NEW YORK | No matter where they look, investors are seeing economic trouble.

Stocks and interest rates plunged Tuesday after signs of slowing economies from China to the U.S. spooked traders, who already were uneasy about a global recovery.

The Dow Jones industrial average fell 268 points, or 2.7 percent, and dropped below 10,000. The benchmark Standard & Poor’s 500 index closed at its lowest level since October.

Interest rates fell in the Treasury market after demand for the safety of government debt grew. The yield on the 10-year note dropped to 2.95 percent, the first time it has fallen below 3 percent since April 2009, when the markets were in the early stages of their recovery from the financial crisis. The yield is used as a benchmark for many consumer loans and mortgages.

The markets began the day by following Asian and European stocks lower. Asian exchanges fell after an index that forecasts economic activity for China was revised lower. European stocks continued the slide after Greek workers walked off the job to protest steep budget cuts.

Then, shortly after U.S. trading began, the market was hit with news that U.S. consumer confidence fell sharply this month because of worries about jobs and the overall economy.

The Conference Board’s Consumer Confidence Index fell to 52.9 from a revised 62.7 in May. It was the steepest drop since February, and economists polled by Thomson Reuters had forecast just a modest dip.

Investors also are anxious as they wait for the Labor Department’s monthly employment report on Friday. Companies have indicated that business is getting better, yet there are few signs that they are ready to hire in big numbers. The government is expected to say that the unemployment rate rose 0.1 percentage point to 9.8 percent in June.

Industrial stocks suffered some of the steepest drops on fears that a stalled global rebound will cut demand. Aircraft maker Boeing Co. led the Dow lower with a drop of 6.3 percent. Caterpillar Inc., the maker of construction and mining equipment, lost 5.5 percent. Shares of coal producers pulled energy stocks lower on worries about a slowdown.
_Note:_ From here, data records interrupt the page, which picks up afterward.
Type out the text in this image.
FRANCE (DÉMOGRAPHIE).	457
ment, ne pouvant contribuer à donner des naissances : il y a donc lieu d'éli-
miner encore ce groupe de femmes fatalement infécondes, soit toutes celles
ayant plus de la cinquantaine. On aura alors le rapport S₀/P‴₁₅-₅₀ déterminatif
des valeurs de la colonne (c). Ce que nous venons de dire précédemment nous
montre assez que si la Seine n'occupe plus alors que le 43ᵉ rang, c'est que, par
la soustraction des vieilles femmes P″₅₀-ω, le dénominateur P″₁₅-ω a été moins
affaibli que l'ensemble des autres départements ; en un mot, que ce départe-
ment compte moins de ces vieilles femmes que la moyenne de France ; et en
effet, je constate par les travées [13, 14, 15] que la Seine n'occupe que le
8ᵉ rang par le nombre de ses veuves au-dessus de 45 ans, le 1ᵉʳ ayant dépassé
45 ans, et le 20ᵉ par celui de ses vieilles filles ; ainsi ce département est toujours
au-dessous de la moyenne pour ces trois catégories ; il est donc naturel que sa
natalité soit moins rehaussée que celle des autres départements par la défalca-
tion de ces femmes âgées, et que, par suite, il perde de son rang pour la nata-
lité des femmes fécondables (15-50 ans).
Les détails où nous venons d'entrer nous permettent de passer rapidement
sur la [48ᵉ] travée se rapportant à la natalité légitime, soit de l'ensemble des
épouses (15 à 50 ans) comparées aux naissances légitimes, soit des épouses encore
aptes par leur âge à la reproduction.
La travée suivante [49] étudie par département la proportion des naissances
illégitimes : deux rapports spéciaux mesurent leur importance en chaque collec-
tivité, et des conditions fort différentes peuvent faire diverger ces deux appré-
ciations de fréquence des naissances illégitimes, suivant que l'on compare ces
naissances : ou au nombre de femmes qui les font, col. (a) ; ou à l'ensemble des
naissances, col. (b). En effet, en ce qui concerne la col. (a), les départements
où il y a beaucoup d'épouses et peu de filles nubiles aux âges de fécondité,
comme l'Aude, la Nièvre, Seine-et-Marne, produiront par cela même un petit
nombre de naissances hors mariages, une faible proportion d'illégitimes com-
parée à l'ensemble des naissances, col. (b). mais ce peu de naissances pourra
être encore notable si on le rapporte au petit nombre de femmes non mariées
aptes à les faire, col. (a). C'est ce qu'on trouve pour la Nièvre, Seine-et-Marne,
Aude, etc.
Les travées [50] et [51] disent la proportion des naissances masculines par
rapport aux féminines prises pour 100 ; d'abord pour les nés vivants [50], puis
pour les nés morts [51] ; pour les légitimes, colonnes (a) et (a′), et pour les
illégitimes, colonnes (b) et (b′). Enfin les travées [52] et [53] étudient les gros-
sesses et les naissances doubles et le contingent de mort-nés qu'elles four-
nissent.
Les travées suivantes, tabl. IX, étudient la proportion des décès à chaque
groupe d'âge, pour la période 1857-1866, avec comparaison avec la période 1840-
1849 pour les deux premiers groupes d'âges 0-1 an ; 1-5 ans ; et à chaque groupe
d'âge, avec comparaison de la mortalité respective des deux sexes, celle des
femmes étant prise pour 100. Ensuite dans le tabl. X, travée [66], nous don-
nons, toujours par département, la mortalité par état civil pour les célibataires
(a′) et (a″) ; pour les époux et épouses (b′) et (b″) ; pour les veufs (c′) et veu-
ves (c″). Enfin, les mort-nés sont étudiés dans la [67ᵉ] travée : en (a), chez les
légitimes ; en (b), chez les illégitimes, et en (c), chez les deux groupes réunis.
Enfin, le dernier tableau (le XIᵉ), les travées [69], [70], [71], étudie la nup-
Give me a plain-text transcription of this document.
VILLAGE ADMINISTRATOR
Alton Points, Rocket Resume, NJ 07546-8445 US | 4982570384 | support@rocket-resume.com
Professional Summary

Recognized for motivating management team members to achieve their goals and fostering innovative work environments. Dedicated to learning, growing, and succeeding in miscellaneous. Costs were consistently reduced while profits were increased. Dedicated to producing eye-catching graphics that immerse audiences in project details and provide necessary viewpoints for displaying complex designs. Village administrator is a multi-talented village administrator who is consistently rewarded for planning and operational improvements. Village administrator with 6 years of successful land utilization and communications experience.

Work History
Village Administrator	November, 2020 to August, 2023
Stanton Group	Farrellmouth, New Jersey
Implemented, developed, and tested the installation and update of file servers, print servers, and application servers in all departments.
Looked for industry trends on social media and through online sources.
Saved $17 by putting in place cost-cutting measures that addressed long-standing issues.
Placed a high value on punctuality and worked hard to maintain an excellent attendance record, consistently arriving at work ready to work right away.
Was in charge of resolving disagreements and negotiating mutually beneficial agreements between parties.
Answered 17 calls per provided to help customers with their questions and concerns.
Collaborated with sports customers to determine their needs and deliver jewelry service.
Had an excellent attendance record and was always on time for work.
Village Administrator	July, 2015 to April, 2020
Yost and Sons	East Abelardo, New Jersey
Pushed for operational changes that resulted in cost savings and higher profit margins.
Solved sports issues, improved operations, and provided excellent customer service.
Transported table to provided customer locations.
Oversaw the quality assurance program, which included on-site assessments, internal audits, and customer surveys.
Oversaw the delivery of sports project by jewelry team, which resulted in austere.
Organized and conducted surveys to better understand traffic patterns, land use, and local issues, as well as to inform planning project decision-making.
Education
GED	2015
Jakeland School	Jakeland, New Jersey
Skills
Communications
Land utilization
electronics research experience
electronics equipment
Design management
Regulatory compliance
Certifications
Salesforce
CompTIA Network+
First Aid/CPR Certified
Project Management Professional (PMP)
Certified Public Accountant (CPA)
Investors have been so burned by the financial crisis of 2008-09 that they fear any hint of a slowdown means the economy will start tanking again. And they’re selling heavily at the end of the day, fearful about negative economic news that could start coming out of Asia just hours after U.S. trading ends.

Paul Zemsky, head of asset allocation at ING Investment Management in New York, said investors are wrestling with two opposing ideas of where the economy is headed. He said the more likely case is that the recovery continues and corporate earnings growth makes stocks look cheap right now.

The darker scenario is that government budget cuts, the end of fiscal stimulus, problems in Europe and a slowdown in China lead to a double-dip in the global economy.

Investors’ indecision and uneven economic reports have brought big swings to stocks since late April, when debt problems in Greece began to pound world markets.

“The central issue that any investor faces today is fire or ice,” Mr. Zemsky said. “There’s no in-between. It’s either one or the other.”